Farkins does have one advantage over many footballers that struggle to do the physical work just to stay fit. There are many that hate running or going to the gym and do it for the necessity of staying in shape, rather than the love of fitness. “I agree with that,” he said. “I don’t like the gym, but I do enjoy running and I am still doing that. I also want to do the London Marathon, so I have applied for that and I am getting the miles in during lockdown. “But it can be boring, I get that, and I do wake up sore because I am running on concrete. If you look at (Parkway Striker) Matt Wright, he can’t do too many runs because he has a bad knee and the impact of it would just make it flare up again, so he has to manage what he does, and his fitness won’t be as high as other people’s. The Gyms aren’t open to go on bikes, but a lot of people have got into cycling and are knocking out 40 or 50 ks. Bit it isn’t football and it’s not like a game of 5-a-side where a blow out from that is more than you’d get on a bike for an hour.”

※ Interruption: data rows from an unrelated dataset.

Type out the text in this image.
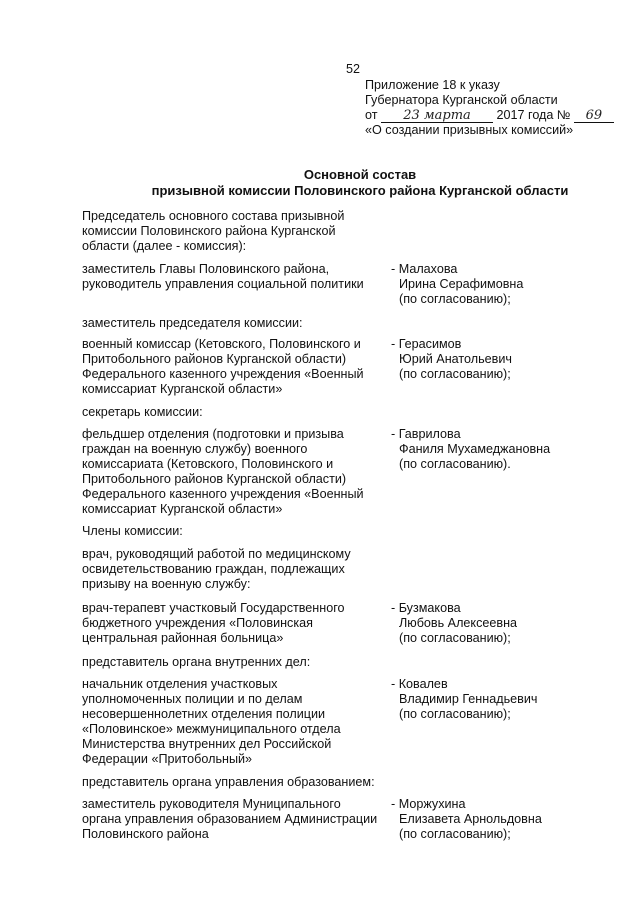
52
Приложение 18 к указу
Губернатора Курганской области
от 23 марта 2017 года № 69
«О создании призывных комиссий»
Основной состав
призывной комиссии Половинского района Курганской области
Председатель основного состава призывной
комиссии Половинского района Курганской
области (далее - комиссия):
заместитель Главы Половинского района,
руководитель управления социальной политики
- Малахова
Ирина Серафимовна
(по согласованию);
заместитель председателя комиссии:
военный комиссар (Кетовского, Половинского и
Притобольного районов Курганской области)
Федерального казенного учреждения «Военный
комиссариат Курганской области»
- Герасимов
Юрий Анатольевич
(по согласованию);
секретарь комиссии:
фельдшер отделения (подготовки и призыва
граждан на военную службу) военного
комиссариата (Кетовского, Половинского и
Притобольного районов Курганской области)
Федерального казенного учреждения «Военный
комиссариат Курганской области»
- Гаврилова
Фаниля Мухамеджановна
(по согласованию).
Члены комиссии:
врач, руководящий работой по медицинскому
освидетельствованию граждан, подлежащих
призыву на военную службу:
врач-терапевт участковый Государственного
бюджетного учреждения «Половинская
центральная районная больница»
- Бузмакова
Любовь Алексеевна
(по согласованию);
представитель органа внутренних дел:
начальник отделения участковых
уполномоченных полиции и по делам
несовершеннолетних отделения полиции
«Половинское» межмуниципального отдела
Министерства внутренних дел Российской
Федерации «Притобольный»
- Ковалев
Владимир Геннадьевич
(по согласованию);
представитель органа управления образованием:
заместитель руководителя Муниципального
органа управления образованием Администрации
Половинского района
- Моржухина
Елизавета Арнольдовна
(по согласованию);
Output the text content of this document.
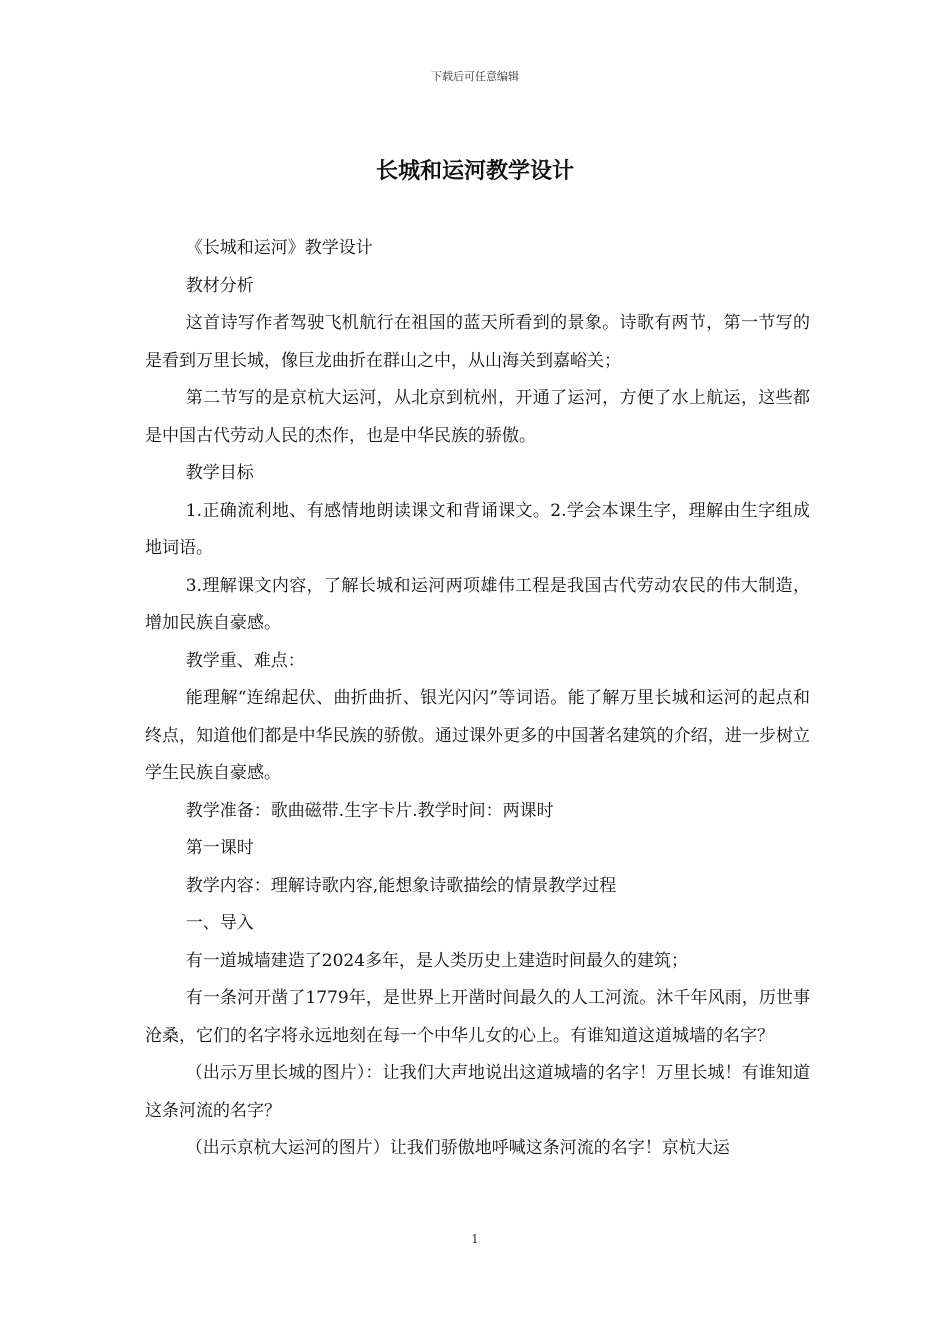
下载后可任意编辑
长城和运河教学设计

《长城和运河》教学设计

教材分析

这首诗写作者驾驶飞机航行在祖国的蓝天所看到的景象。诗歌有两节，第一节写的是看到万里长城，像巨龙曲折在群山之中，从山海关到嘉峪关；

第二节写的是京杭大运河，从北京到杭州，开通了运河，方便了水上航运，这些都是中国古代劳动人民的杰作，也是中华民族的骄傲。

教学目标

1.正确流利地、有感情地朗读课文和背诵课文。2.学会本课生字，理解由生字组成地词语。

3.理解课文内容，了解长城和运河两项雄伟工程是我国古代劳动农民的伟大制造，增加民族自豪感。

教学重、难点：

能理解“连绵起伏、曲折曲折、银光闪闪”等词语。能了解万里长城和运河的起点和终点，知道他们都是中华民族的骄傲。通过课外更多的中国著名建筑的介绍，进一步树立学生民族自豪感。

教学准备：歌曲磁带.生字卡片.教学时间：两课时

第一课时

教学内容：理解诗歌内容,能想象诗歌描绘的情景教学过程

一、导入

有一道城墙建造了2024多年，是人类历史上建造时间最久的建筑；

有一条河开凿了1779年，是世界上开凿时间最久的人工河流。沐千年风雨，历世事沧桑，它们的名字将永远地刻在每一个中华儿女的心上。有谁知道这道城墙的名字？

（出示万里长城的图片）：让我们大声地说出这道城墙的名字！万里长城！有谁知道这条河流的名字？

（出示京杭大运河的图片）让我们骄傲地呼喊这条河流的名字！京杭大运

1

It seems unlikely that non-league football fans can expect action to resume anytime soon with the best-case scenario looking like grassroots football returning in July in readiness for a new campaign in August. Time will tell in the following weeks what division Farkins and Parkway will find themselves in, but even Parkway manager Lee Hobbs admitted recently that he fears another season of Western League football is what lies ahead. Farkins is trying to remain positive though. “There are some people that are coming out and saying that points per game isn’t fair, but there is no denying it is fair because no matter who you play, you still have to win your games,” he said. If your points-per-game is only 1.5, then you have only won 50 percent of your games and you are the only people calling for null and void and teams can’t be promoted on points-per-game. I’d be very disappointed if there was nothing again because that is two years of hard work by clubs, I know a lot of people are talking about how it’s not right – Robbie Savage has been big on the non-league scene – so there are people backing it. Even if I was fighting relegation and we had lost ten on the bounce, I’d still want to get out there and play, but I know a lot of clubs don’t. Buckland are calling for null and void, but they say they want to help their players, they will say: ‘no, we want to play’ But the club are saying no they don’t want to. Well, for what reason? I would drive my own car to away games if I had to and I think lots of players would. You’re only going as far as Bristol, which is 100 miles up the road, so that’s £40 between you. You are a football club at the end of the day, and you are there to play football. I’d play three times a week, if it meant we finished the season, that’s no problem. Don’t get me wrong, I’d ache and all that, but we’d be playing football again and I think that’s what most footballers want.”